ON THE SPOT: Coach Jamie Dixon has to figure out a way to get his team better on the defensive end before Sunday's game at Seton Hall. South Florida became the latest team to put up big numbers against the Panthers.
The Bulls had their way inside against Dixon's post players, scoring 36 of the team's 63 points in the paint. South Florida only attempted six 3-pointers in the game.
Big East opponents are shooting almost 45 percent against Pitt, a much higher number than in seasons past. Even if the Panthers get back to their efficient offensive ways in the games ahead, they're going to need better defense.
When your point guard comes back from a long injury absence and helps the team put an end to an eight-game losing streak, as Tray Woodall has for Pitt, the natural assumption is that he made the offense jell.
And, indeed, that is true.
But what has been missed as an eight-game losing streak became a four-game winning streak has been the improvement in the defense. And much of that goes to Woodall, too.
The Panthers had averaged 59.8 points a game offensively in their first seven conference games, and that has grown by nearly 17 points a game with Woodall's return. The four opponents shot less than 42 percent, Villanova hitting only 35.9 percent.
"It's hand in hand," Dixon told the Pittsburgh Post-Gazette. "Our offense has helped our defense. We're making more shots. We're taking care of the ball more. I really thought our offense was the cause for our defensive deficiencies."
Why would such improvement on defense come with an improved performance by the offense?
Woodall explained it this way. Happy players are better defenders.
"The offense is a big part of us getting stops on defense," Woodall said. "Everybody is happy on the offensive end. They're not hanging their heads, not moping around. Everyone is hitting shots. Everyone is having fun.
"If you're having fun, you want to go out there and get stops. That's the fun part of basketball. Once you get a couple of baskets, you want to get some stops to get some more baskets."
The result is that the Panthers are playing as they were expected to and have put themselves in position to earn an NCAA bid if they can win out and have a strong performance in the Big East tournament.
--Jamie Dixon coached his 300th game at Pitt, against Villanova. He is 231-69, which is a .770 percentage. At the Petersen Events Center, he is an incredible 143-17 (.894).
--Why was PG Tray Woodall's return so important? Pitt was ranked 13th in turnover margin in the Big East through Feb. 5.
BY THE NUMBERS: 9 -- The number of consecutive home games Pitt had won over Villanova after prevailing on Feb. 5.
QUOTE TO NOTE: "We're a bunch of fighters on this team, a bunch of winners, at that. We all come from winning programs.

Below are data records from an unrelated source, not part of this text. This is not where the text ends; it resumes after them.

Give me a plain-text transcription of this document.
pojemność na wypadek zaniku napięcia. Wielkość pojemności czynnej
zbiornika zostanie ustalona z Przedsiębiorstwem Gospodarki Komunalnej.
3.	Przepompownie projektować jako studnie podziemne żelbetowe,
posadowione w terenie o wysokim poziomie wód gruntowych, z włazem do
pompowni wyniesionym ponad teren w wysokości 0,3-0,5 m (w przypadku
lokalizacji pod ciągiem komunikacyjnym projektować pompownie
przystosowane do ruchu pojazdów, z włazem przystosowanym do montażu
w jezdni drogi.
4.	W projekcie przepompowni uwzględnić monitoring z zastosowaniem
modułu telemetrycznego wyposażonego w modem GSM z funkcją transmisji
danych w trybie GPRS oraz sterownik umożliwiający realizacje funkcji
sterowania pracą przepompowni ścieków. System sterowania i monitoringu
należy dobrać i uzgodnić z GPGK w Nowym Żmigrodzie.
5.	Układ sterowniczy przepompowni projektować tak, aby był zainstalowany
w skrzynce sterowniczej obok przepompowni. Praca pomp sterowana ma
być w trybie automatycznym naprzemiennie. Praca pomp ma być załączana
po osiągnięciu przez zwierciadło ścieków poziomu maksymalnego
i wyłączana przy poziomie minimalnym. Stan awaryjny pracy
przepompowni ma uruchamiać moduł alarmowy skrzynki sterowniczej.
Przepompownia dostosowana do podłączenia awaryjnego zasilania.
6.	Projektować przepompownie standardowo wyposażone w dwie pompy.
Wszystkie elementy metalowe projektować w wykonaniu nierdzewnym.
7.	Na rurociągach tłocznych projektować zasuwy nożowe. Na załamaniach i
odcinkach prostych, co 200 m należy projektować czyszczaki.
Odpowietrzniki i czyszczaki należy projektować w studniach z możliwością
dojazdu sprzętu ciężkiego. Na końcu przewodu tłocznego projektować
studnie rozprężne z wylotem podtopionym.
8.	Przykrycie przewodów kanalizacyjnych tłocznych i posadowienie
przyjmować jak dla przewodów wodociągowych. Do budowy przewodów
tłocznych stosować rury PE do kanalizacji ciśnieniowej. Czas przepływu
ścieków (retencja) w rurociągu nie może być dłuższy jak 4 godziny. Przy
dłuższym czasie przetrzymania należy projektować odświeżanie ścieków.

That's why Coach Dixon recruited us. We're not used to losing and we don't like it. We're always going to keep fighting." -- PG Tray Woodall, quoted in the Pittsburgh Post-Gazette, on Pitt winning four in a row after an eight-game losing streak in his absence.
STRATEGY AND PERSONNEL
--at Seton Hall, Feb. 12
KEY MATCHUPS: Seton Hall got off to a fast start but has fallen on really hard times, losing its last five games. Points have been difficult to come by recently -- 49, 51 and 59 in the last three games through Feb. 5. Herb Pope remains a force inside, averaging 16.1 points a game and 10.2 rebounds. Pitt has gone in the opposite direction, winning four straight as PG Tray Woodall has the offense firing.
FUTURES MARKET: Pitt has learned where it will land in the ACC when it finally makes the move there, perhaps as early as next year. The Panthers will play Maryland twice a year and be their scheduling partner. Other partners will be Boston College and Syracuse, Clemson and Georgia Tech, Duke and North Carolina, Wake Forest and North Carolina State, Florida State and Miami and Virginia and Virginia Tech.
--Senior G Ashton Gibbs was held to a season-low four points in Wednesday's loss at South Florida. He was 2-for-9 from the field, and he missed his only attempt from 3-point range. He also had five turnovers. It was his lowest point total since January 2010, when Notre Dame held him to four points.
--Junior G Tray Woodall, who was selected Big East player of the week for his stellar 24- and 29-point performances against West Virginia and Villanova, was held to 11 points on 4-for-13 shooting in the loss at South Florida. Woodall, who is the team's top 3-point shooter, was 1-for-6 from behind the arc.